Onde começa o nosso desejo por um livro?

No caso de “As Coisas Que te Caem dos Olhos” começou, sem dúvida, pelo título e claro, pela capa. Se o título já era sugestivo o suficiente, a capa completou o desejo de ler esta tão badalada, fábula urbana sobre amor e criatividade.
Gabriele Picco tem, como artista plástico, o seu trabalho reconhecido e exposto em diversos locais de elevado destaque como no MoMa. Como escritor viu igualmente o seu trabalho ser aclamado pela critica, tanto que este romance é um reconhecido como «imperdível».

O autor italiano traz-nos um relato de sobrevivência, onde Ennio, o protagonista, foge da sua realidade para vir combater na realidade dos outros. No seu caminho cruzam-se outros que o ensinam a conhecer-se, tanto a si como aos demais e ao mundo (cruel, por vezes) que o rodeia.
Um ser frágil que se entrelaça com outros, para quem a vida tem apresentado algumas falhas. É entre os problemas de Arwin, os esboços e os sonhos de Kasuko, a (falsa) força de Gianny ou o pó na vida de Josh, que Ennio cresce e descobre mais mistérios sobre as coisas que nos caem dos olhos.

Toda a ideia de base deste enredo é quase tão surreal como a capa. Porém, é nesse surrealismo que assenta a mensagem de beleza, de amor e de esperança que o livro pretende passar.
É com toda a sua criatividade, que Gabriele Picco quer deslumbrar o leitor com um universo inocente, mágico e até meio infantil, mostrando que o impacto que cada coisa tem em nós, depende do valor que a gente lhe dá.

Com alguns traços comuns e algumas “imagens” que se repetem de outras leituras ou filmes, a ideia do conteúdo das lágrimas é divinal, sonhadora… como um segredo feito para ser desvendado.

“Um segredo. Os segredos são feitos para ser desvendados, soltos, como neve. Os segredos são peles que se formam nos lábios gretados das pessoas, retirados com pequenas mordidelas, com cuidado para não sangrar.” (pp.135)

Se encontrar um diário, partir em busca do seu autor e nos apaixonarmos por ele, já não é novidade. Andar por Nova Iorque a trocar nomes às ruas, já pode ser um rasgo criativo, nem que seja o de um vandalismo, inocente e imaginativo. Ou ainda, escrever cartas sem destinatário e pensar que se procura Deus, é uma perspectiva curiosa para questionarmos o papel de Deus na nossa vida.
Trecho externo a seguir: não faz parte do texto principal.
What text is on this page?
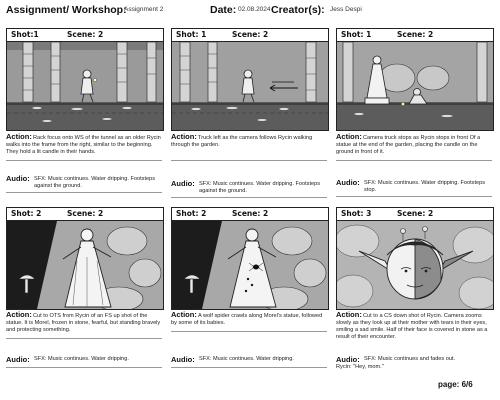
Assignment/ Workshop:
Assignment 2	Date: 02.08.2024 Creator(s): Jess Despi
Shot:1	Scene: 2
Action: Rack focus onto WS of the tunnel as an older Rycin walks into the frame from the right, similar to the beginning. They hold a lit candle in their hands.
Audio: SFX: Music continues. Water dripping. Footsteps against the ground.
Shot: 1	Scene: 2
Action: Truck left as the camera follows Rycin walking through the garden.
Audio: SFX: Music continues. Water dripping. Footsteps against the ground.
Shot: 1	Scene: 2
Action: Camera truck stops as Rycin stops in front Of a statue at the end of the garden, placing the candle on the ground in front of it.
Audio: SFX: Music continues. Water dripping. Footsteps stop.
Shot: 2	Scene: 2
Action: Cut to OTS from Rycin of an FS up shot of the statue. It is Morel, frozen in stone, fearful, but standing bravely and protecting something.
Audio: SFX: Music continues. Water dripping.
Shot: 2	Scene: 2
Action: A wolf spider crawls along Morel's statue, followed by some of its babies.
Audio: SFX: Music continues. Water dripping.
Shot: 3	Scene: 2
Action: Cut to a CS down shot of Rycin. Camera zooms slowly as they look up at their mother with tears in their eyes, smiling a sad smile. Half of their face is covered in stone as a result of their encounter.
Audio: SFX: Music continues and fades out.
Rycin: "Hey, mom."
page: 6/6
“O matrimónio é como um loft: com as janelas a olhar o mundo e que nos deixam boquiabertos, sem fôlego. E depois o pó invisível dos dias, dos anos, irreprimível, que se deposita preguiçosamente nos móveis, nos pavimentos, e mastiga tudo, até as divisões do amor.” (pp.147)

Já o autor, mastiga muito bem doses de realismo e dureza do dia a dia, com pitadas de surrealismo, que quase dão um tom mágico à narrativa, levando-nos quase a achar tudo impossível, e se é tudo, o sofrimento, a morte, o suicídio também o são. E por vezes, soltamos um suspiro, quase de escárnio por certo traço que nos parece parvoíce, mas noutras endireitamo-nos na cadeira e vemos que a brincar também se dizem verdades.
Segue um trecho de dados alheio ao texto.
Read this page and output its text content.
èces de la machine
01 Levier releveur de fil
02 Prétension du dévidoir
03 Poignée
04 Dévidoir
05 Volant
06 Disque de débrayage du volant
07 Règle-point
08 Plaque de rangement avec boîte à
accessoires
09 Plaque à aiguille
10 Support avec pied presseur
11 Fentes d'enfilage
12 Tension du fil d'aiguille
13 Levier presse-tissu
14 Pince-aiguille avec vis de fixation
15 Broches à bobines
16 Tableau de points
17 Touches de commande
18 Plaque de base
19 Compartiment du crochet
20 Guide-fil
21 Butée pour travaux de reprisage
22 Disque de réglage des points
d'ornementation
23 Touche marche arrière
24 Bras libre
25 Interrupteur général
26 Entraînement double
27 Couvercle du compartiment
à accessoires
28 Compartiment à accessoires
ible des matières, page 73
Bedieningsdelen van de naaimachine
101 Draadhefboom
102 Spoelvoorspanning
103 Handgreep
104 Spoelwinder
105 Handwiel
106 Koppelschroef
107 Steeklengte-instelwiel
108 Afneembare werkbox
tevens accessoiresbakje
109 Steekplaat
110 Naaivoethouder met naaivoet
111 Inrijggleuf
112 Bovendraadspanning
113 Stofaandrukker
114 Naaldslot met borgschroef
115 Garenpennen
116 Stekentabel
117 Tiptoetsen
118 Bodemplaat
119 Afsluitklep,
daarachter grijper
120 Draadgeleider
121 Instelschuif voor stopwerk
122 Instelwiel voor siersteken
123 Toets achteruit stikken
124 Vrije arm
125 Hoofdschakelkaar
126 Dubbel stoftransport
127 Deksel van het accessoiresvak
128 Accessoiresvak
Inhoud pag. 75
Todo o enredo de “As Coisas Que te Caem dos Olhos” levanta questões e dúvidas, que se de início nos fazem pensar sobre a coerência da história, no fim, já nos faz pensar na incoerência de tanto sofrimento e da infelicidade que adicionamos às nossas vidas por complicarmos demasiado…

“(…)Estão juntos, agora. Uma luz rosácea dilui os contornos das coisas, enquanto os seus pés cheios de areia atravessam o longo perfil desenhado e, passo a passo (…) Ennio pode realmente considerar que entrou dentro dela, atravessando-a em todos os pontos (…) (pp.164)

A vida é assim: uma montanha de segredos, um punhado de pedras no coração, minada de colmeias de olhares e dedos no ar. É o mundo na boca, entre cartas a deus e a bomba atómica do amor. É um relógio sem ponteiros… um rio com cem anos de comprimento… um livro de lágrimas.